Just when Punjab National Bank(PNB) was hoping to come out of the woods with its improved non-performing asset (NPA) ratio, a fraud of about Rs 11,360 crore is likely to pinch the bank’s financials, capital ratios and ratings in this quarter.

Wednesday saw the investors of the second-largest government-owned bank lose Rs 3,900 crore worth of wealth in a single day, as the share price reduced Rs 16.85 (10.4 percent) to end at Rs 144.85 per share on NSE.

This after PNB made a shocking revelation of detecting fraudulent and unauthorised transactions worth USD 1,771.69 million (approximately Rs 11,360 crore) in one of its Mumbai branch

The Rs 11,360 crore worth of fraudulent transactions reported by PNB on Wednesday are equivalent to 8.5 times the bank’s FY17 net profit of Rs 1,325 crore.
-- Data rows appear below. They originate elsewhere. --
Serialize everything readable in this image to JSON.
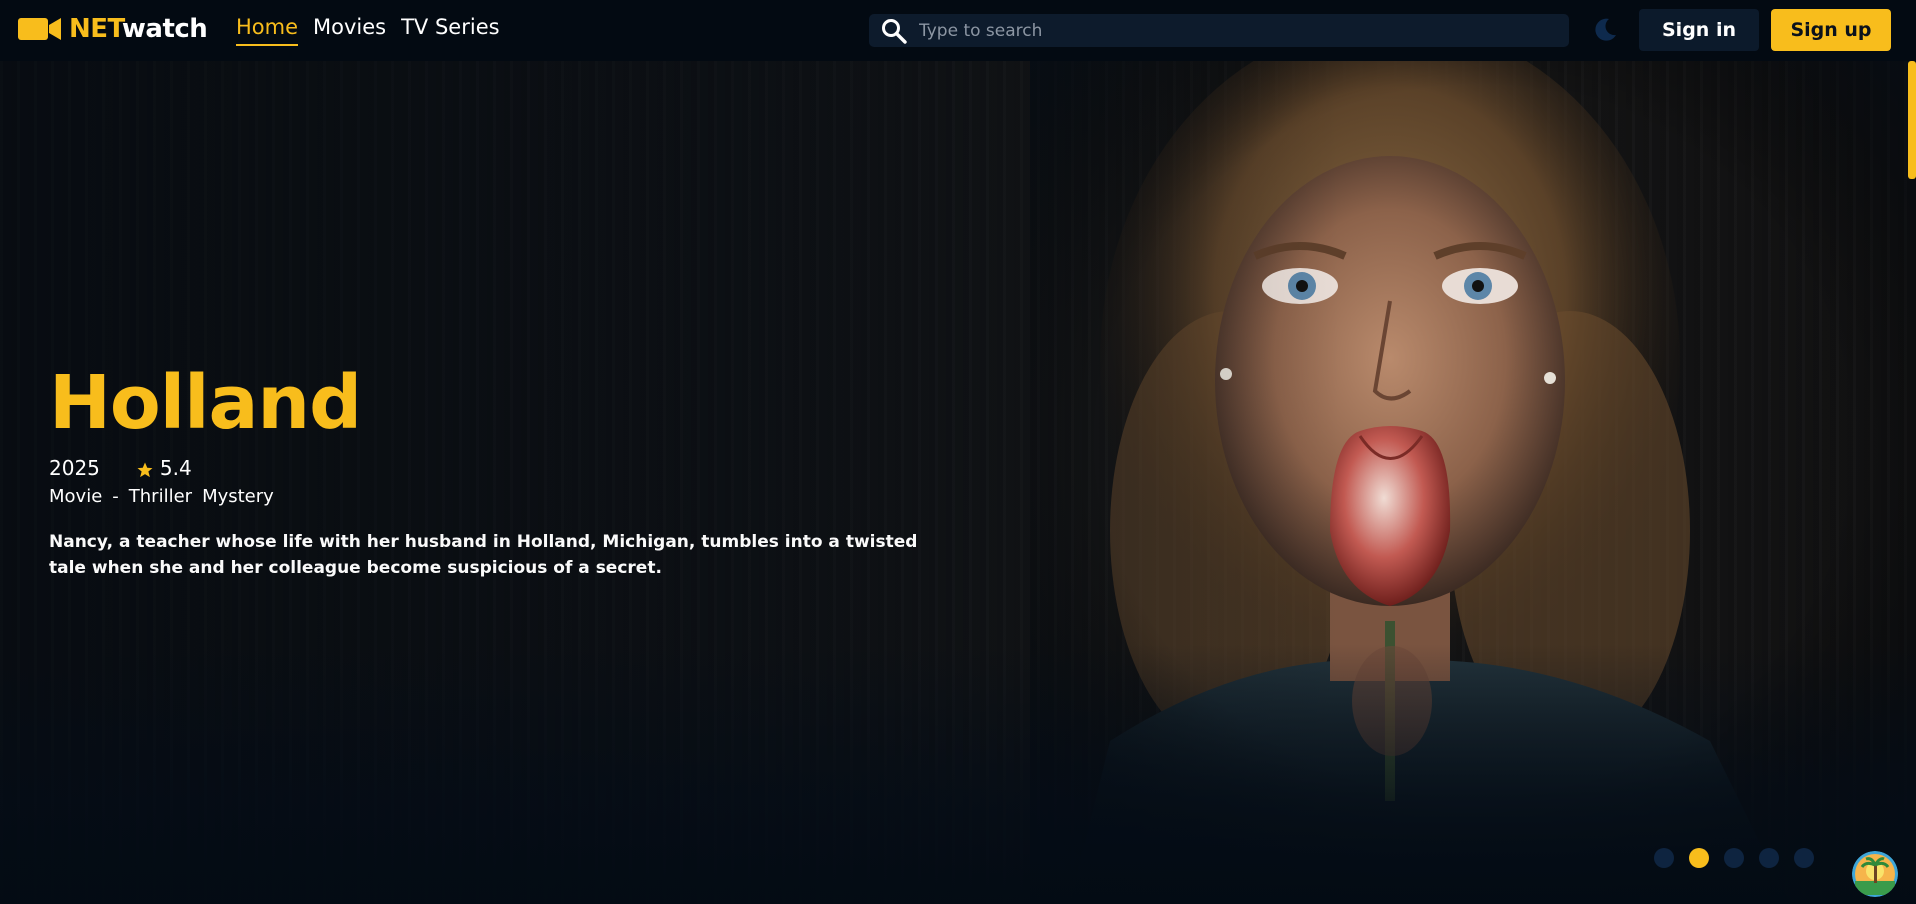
{
  "brand": {
    "net": "NET",
    "watch": "watch",
    "accent_color": "#f8bd1c"
  },
  "nav": {
    "links": [
      {
        "label": "Home",
        "active": true
      },
      {
        "label": "Movies",
        "active": false
      },
      {
        "label": "TV Series",
        "active": false
      }
    ]
  },
  "search": {
    "placeholder": "Type to search",
    "value": "",
    "icon": "search-icon"
  },
  "theme_toggle": {
    "icon": "moon-icon"
  },
  "auth": {
    "signin_label": "Sign in",
    "signup_label": "Sign up"
  },
  "hero": {
    "title": "Holland",
    "year": "2025",
    "rating": "5.4",
    "type": "Movie",
    "separator": "-",
    "genres": [
      "Thriller",
      "Mystery"
    ],
    "overview": "Nancy, a teacher whose life with her husband in Holland, Michigan, tumbles into a twisted tale when she and her colleague become suspicious of a secret."
  },
  "carousel": {
    "slide_count": 5,
    "active_index": 1
  },
  "colors": {
    "background": "#050d16",
    "navbar": "#030a12",
    "button_dark": "#0c1a2b",
    "dot_inactive": "#0e2440"
  }
}
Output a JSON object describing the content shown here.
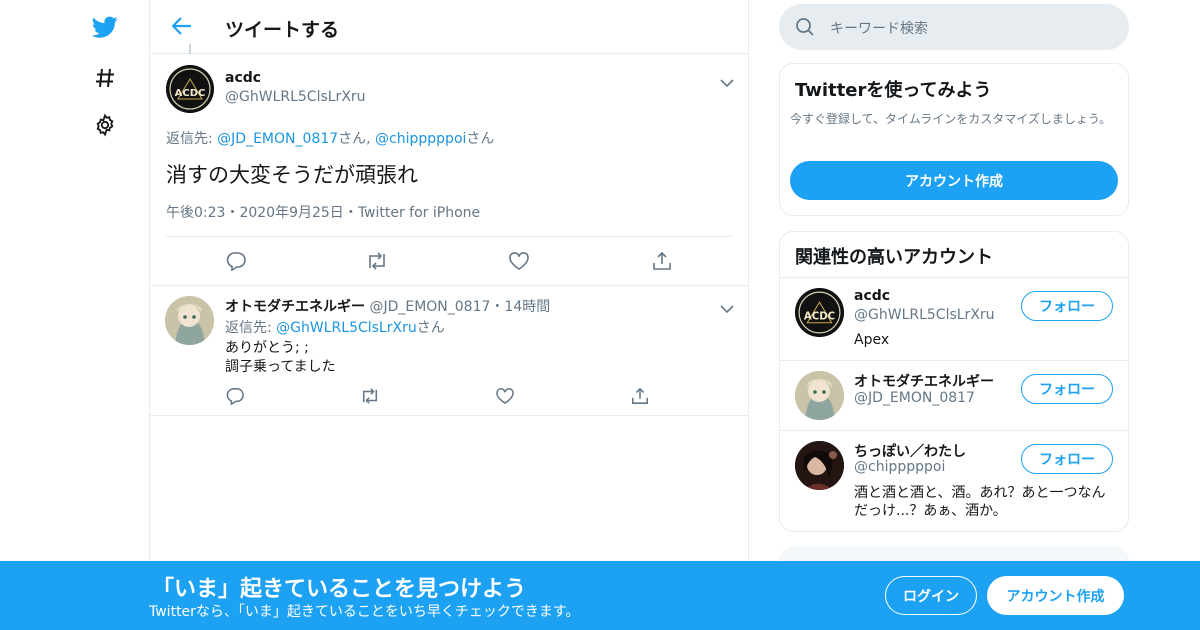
{
  "colors": {
    "accent": "#1da1f2",
    "text": "#14171a",
    "muted": "#657786",
    "border": "#e6ecf0"
  },
  "nav": {
    "icons": [
      "twitter-bird-icon",
      "hashtag-icon",
      "settings-gear-icon"
    ]
  },
  "header": {
    "title": "ツイートする"
  },
  "tweet": {
    "name": "acdc",
    "handle": "@GhWLRL5ClsLrXru",
    "reply_prefix": "返信先: ",
    "reply_user1": "@JD_EMON_0817",
    "reply_san1": "さん",
    "reply_comma": ", ",
    "reply_user2": "@chipppppoi",
    "reply_san2": "さん",
    "text": "消すの大変そうだが頑張れ",
    "time": "午後0:23",
    "dot": "・",
    "date": "2020年9月25日",
    "client": "Twitter for iPhone"
  },
  "reply": {
    "name": "オトモダチエネルギー",
    "handle": "@JD_EMON_0817",
    "dot": "・",
    "age": "14時間",
    "reply_prefix": "返信先: ",
    "reply_user": "@GhWLRL5ClsLrXru",
    "reply_san": "さん",
    "line1": "ありがとう; ;",
    "line2": "調子乗ってました"
  },
  "sidebar": {
    "search_placeholder": "キーワード検索",
    "signup_card": {
      "title": "Twitterを使ってみよう",
      "desc": "今すぐ登録して、タイムラインをカスタマイズしましょう。",
      "button": "アカウント作成"
    },
    "related": {
      "title": "関連性の高いアカウント",
      "follow_label": "フォロー",
      "accounts": [
        {
          "name": "acdc",
          "handle": "@GhWLRL5ClsLrXru",
          "bio": "Apex"
        },
        {
          "name": "オトモダチエネルギー",
          "handle": "@JD_EMON_0817",
          "bio": ""
        },
        {
          "name": "ちっぽい／わたし",
          "handle": "@chipppppoi",
          "bio": "酒と酒と酒と、酒。あれ？あと一つなんだっけ...？あぁ、酒か。"
        }
      ]
    }
  },
  "banner": {
    "title": "「いま」起きていることを見つけよう",
    "subtitle": "Twitterなら、「いま」起きていることをいち早くチェックできます。",
    "login": "ログイン",
    "signup": "アカウント作成"
  }
}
It is also close to one-third of the bank’s total market capitalisation of Rs 36,000 crore, or 2.55 percent of total loan book of Rs 4.5 lakh crore (as of December 2017).

The development is likely to have an impact on the bank’s March quarter profitability and/or income depending on the accounting loss and its capital strength which might look like a complete erosion of the capital it received from the government.
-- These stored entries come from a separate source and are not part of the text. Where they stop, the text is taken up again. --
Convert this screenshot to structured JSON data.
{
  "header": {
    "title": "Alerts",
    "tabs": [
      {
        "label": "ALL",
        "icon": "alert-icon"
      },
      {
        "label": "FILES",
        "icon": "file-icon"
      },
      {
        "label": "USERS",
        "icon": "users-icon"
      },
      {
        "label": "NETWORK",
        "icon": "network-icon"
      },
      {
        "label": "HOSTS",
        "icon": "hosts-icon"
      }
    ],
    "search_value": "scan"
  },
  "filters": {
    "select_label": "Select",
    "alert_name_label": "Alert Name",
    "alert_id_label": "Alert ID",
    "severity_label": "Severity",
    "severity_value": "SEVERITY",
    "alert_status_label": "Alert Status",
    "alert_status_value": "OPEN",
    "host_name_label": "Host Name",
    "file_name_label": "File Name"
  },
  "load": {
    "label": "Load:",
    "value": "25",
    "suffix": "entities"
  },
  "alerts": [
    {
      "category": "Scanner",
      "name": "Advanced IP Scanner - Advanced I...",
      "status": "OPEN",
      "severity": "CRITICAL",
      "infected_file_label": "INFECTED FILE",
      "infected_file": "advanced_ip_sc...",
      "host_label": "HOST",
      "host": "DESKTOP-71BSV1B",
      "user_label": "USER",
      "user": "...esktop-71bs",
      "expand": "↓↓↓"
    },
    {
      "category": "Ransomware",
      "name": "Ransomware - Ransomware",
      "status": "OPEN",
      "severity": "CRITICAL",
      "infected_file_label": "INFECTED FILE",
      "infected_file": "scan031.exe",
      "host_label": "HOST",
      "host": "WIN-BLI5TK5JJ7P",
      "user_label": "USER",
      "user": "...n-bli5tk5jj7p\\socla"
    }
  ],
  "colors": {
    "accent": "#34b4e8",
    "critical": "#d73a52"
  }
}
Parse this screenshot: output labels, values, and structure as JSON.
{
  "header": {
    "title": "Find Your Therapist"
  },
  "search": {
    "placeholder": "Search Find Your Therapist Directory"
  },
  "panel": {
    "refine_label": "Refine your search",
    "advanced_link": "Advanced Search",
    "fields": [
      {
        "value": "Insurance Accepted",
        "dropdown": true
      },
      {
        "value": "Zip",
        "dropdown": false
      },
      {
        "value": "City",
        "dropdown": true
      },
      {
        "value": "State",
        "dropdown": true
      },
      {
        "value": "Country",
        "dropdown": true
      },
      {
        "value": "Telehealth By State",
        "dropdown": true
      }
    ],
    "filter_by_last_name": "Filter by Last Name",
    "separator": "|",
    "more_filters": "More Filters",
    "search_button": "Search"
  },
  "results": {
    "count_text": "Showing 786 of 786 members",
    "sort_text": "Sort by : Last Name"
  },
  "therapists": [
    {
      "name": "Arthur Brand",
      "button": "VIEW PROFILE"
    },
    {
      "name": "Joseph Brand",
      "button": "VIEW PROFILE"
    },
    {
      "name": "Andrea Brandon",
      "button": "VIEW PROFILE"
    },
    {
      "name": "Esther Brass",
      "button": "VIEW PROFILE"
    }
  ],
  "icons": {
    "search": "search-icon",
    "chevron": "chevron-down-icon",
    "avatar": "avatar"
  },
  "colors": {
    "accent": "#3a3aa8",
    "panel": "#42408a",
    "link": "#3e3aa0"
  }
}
“Yes, they (Punjab National Bank) got capital infusion from the government, and did a QIP, so whatever positive sentiment was built has been washed off with this…. There is a possibility of it going to other banks but then with the magnanimity of this fraud, it needs to be seen,” Karthik Srinivasan, group head for Financial Sector Ratings, ICRA.

For this year, PNB will receive Rs 5,473 crore as capital infusion from the government through a mix of recapitalisation bonds and direct infusion. The bank has also received Rs 1,231 crore by diluting its holding in PNB Housing Finance Co.
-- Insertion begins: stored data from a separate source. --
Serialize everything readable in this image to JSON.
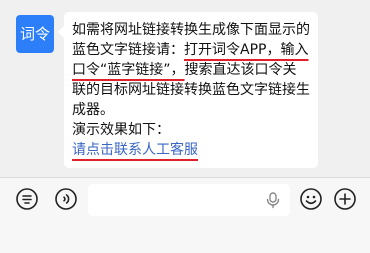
{
  "avatar": {
    "label": "词令",
    "color": "#2d7ff9"
  },
  "message": {
    "line1": "如需将网址链接转换生成像下面显示的蓝色文字链接请：",
    "step1": "打开词令APP，",
    "step2": "输入口令“蓝字链接”，",
    "line2": "搜索直达该口令关联的目标网址链接转换蓝色文字链接生成器。",
    "demo_label": "演示效果如下：",
    "demo_link": "请点击联系人工客服"
  },
  "colors": {
    "link": "#3a66c4",
    "underline_marker": "#e0202a",
    "bubble_bg": "#ffffff",
    "chat_bg": "#f0f0f0"
  },
  "toolbar": {
    "left_icon": "keyboard-list-icon",
    "voice_icon": "voice-toggle-icon",
    "input_value": "",
    "mic_icon": "microphone-icon",
    "emoji_icon": "emoji-icon",
    "plus_icon": "plus-icon"
  }
}
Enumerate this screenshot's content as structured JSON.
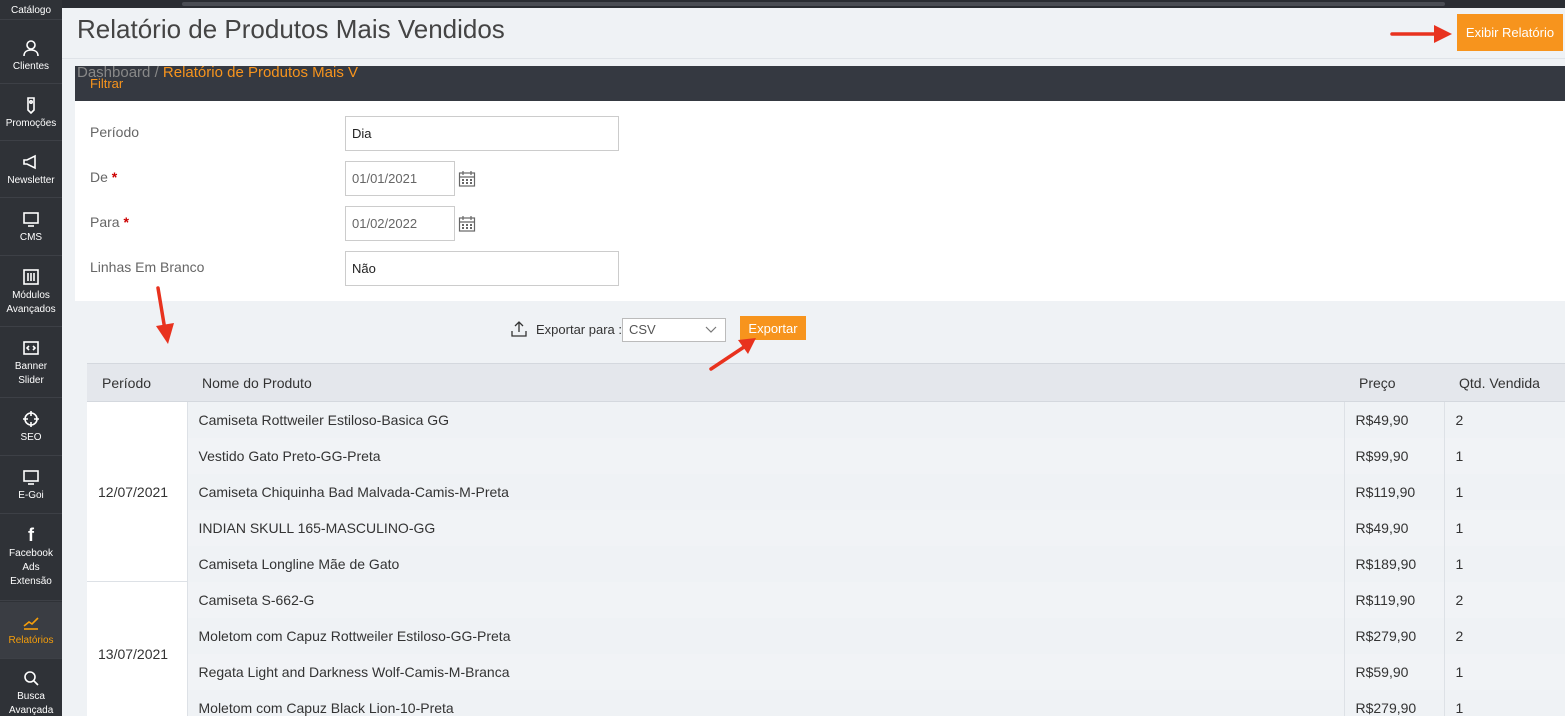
{
  "page": {
    "title": "Relatório de Produtos Mais Vendidos",
    "show_report_button": "Exibir Relatório",
    "breadcrumb_home": "Dashboard",
    "breadcrumb_sep": "/",
    "breadcrumb_current": "Relatório de Produtos Mais V"
  },
  "sidebar": {
    "items": [
      {
        "label": "Catálogo",
        "icon": "catalog-icon"
      },
      {
        "label": "Clientes",
        "icon": "user-icon"
      },
      {
        "label": "Promoções",
        "icon": "tag-icon"
      },
      {
        "label": "Newsletter",
        "icon": "megaphone-icon"
      },
      {
        "label": "CMS",
        "icon": "monitor-icon"
      },
      {
        "label": "Módulos Avançados",
        "icon": "sliders-icon"
      },
      {
        "label": "Banner Slider",
        "icon": "code-icon"
      },
      {
        "label": "SEO",
        "icon": "crosshair-icon"
      },
      {
        "label": "E-Goi",
        "icon": "monitor-icon"
      },
      {
        "label": "Facebook Ads Extensão",
        "icon": "facebook-icon"
      },
      {
        "label": "Relatórios",
        "icon": "chart-line-icon",
        "active": true
      },
      {
        "label": "Busca Avançada",
        "icon": "search-icon"
      }
    ]
  },
  "filter": {
    "header": "Filtrar",
    "periodo_label": "Período",
    "periodo_value": "Dia",
    "de_label": "De",
    "de_value": "01/01/2021",
    "para_label": "Para",
    "para_value": "01/02/2022",
    "linhas_label": "Linhas Em Branco",
    "linhas_value": "Não",
    "required_mark": "*"
  },
  "export": {
    "label": "Exportar para :",
    "format": "CSV",
    "button": "Exportar"
  },
  "table": {
    "headers": [
      "Período",
      "Nome do Produto",
      "Preço",
      "Qtd. Vendida"
    ],
    "groups": [
      {
        "period": "12/07/2021",
        "rows": [
          {
            "name": "Camiseta Rottweiler Estiloso-Basica GG",
            "price": "R$49,90",
            "qty": "2"
          },
          {
            "name": "Vestido Gato Preto-GG-Preta",
            "price": "R$99,90",
            "qty": "1"
          },
          {
            "name": "Camiseta Chiquinha Bad Malvada-Camis-M-Preta",
            "price": "R$119,90",
            "qty": "1"
          },
          {
            "name": "INDIAN SKULL 165-MASCULINO-GG",
            "price": "R$49,90",
            "qty": "1"
          },
          {
            "name": "Camiseta Longline Mãe de Gato",
            "price": "R$189,90",
            "qty": "1"
          }
        ]
      },
      {
        "period": "13/07/2021",
        "rows": [
          {
            "name": "Camiseta S-662-G",
            "price": "R$119,90",
            "qty": "2"
          },
          {
            "name": "Moletom com Capuz Rottweiler Estiloso-GG-Preta",
            "price": "R$279,90",
            "qty": "2"
          },
          {
            "name": "Regata Light and Darkness Wolf-Camis-M-Branca",
            "price": "R$59,90",
            "qty": "1"
          },
          {
            "name": "Moletom com Capuz Black Lion-10-Preta",
            "price": "R$279,90",
            "qty": "1"
          }
        ]
      }
    ]
  },
  "colors": {
    "accent": "#f7941d",
    "sidebar_bg": "#2f3237",
    "annotation_arrow": "#e8321e"
  }
}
The fraud effectively nullifies any positives from the government’s capital infusion plan.

Last week, PNB’s managing director and chief executive officer Sunil Mehta said that the bank will look to raise more money from sale of non-core assets. The capital adequacy of the bank was at 11.58 percent at the end of December 2017.

The bank has managed to curtail its gross NPAs to 12.11 percent for the December quarter FY17-18 compared with 13.31 percent in the September quarter and 13.70 percent in the year-ago period. It also improved its loan growth to 17 percent over last year.

Financials and Ratings


According to Srinivasan, “The amount is quite substantial even in absolute terms for a bank as big as PNB to absorb it…So our committee will meet PNB and decide what action will be required. What kind of loss the bank needs to bear, whether they will recognize the entire fraud now or whether there is any scope for recovery from it. We will wait for more clarity from the bank to decide on the ratings revision.”

Udit Kariwala, senior analyst, financial institutions at India Ratings, also said, “We are reviewing the impact of this on the bank. As of now, we’re monitoring the situation closely and based on the impact it may cause on the equity or profitability or whether it had a big dent or not, we will take a call.”

Assuming even 50 percent of the amount does not get recovered, the bank may have to take a hit on its profitability or other income depending on the nature of the fraud which is still unknown.

In a statement, PNB said, “The Bank has detected some fraudulent and unauthorised transactions (messages) in one of its branch in Mumbai for the benefit of a few select account holders with their apparent connivance. Based on these transactions other banks appear to have advanced money to these customers abroad. In the Bank these transactions are contingent in nature and liability arising out of these on the Bank shall be decided based on the law and genuineness of underlying transactions. The quantum of such transactions is USD 1771.69 Mio (approx). The matter is already referred to law enforcement agencies to examine and book the culprits as per law of the land.”

Previously, on February 5, PNB had said in a statement that some preliminary investigations had showed that it had come across suspected fraud by a jeweller for acquiring fraudulent letters of undertaking worth Rs 280 crore. It is not yet clear on the link of this fraud to the Wednesday’s announcement.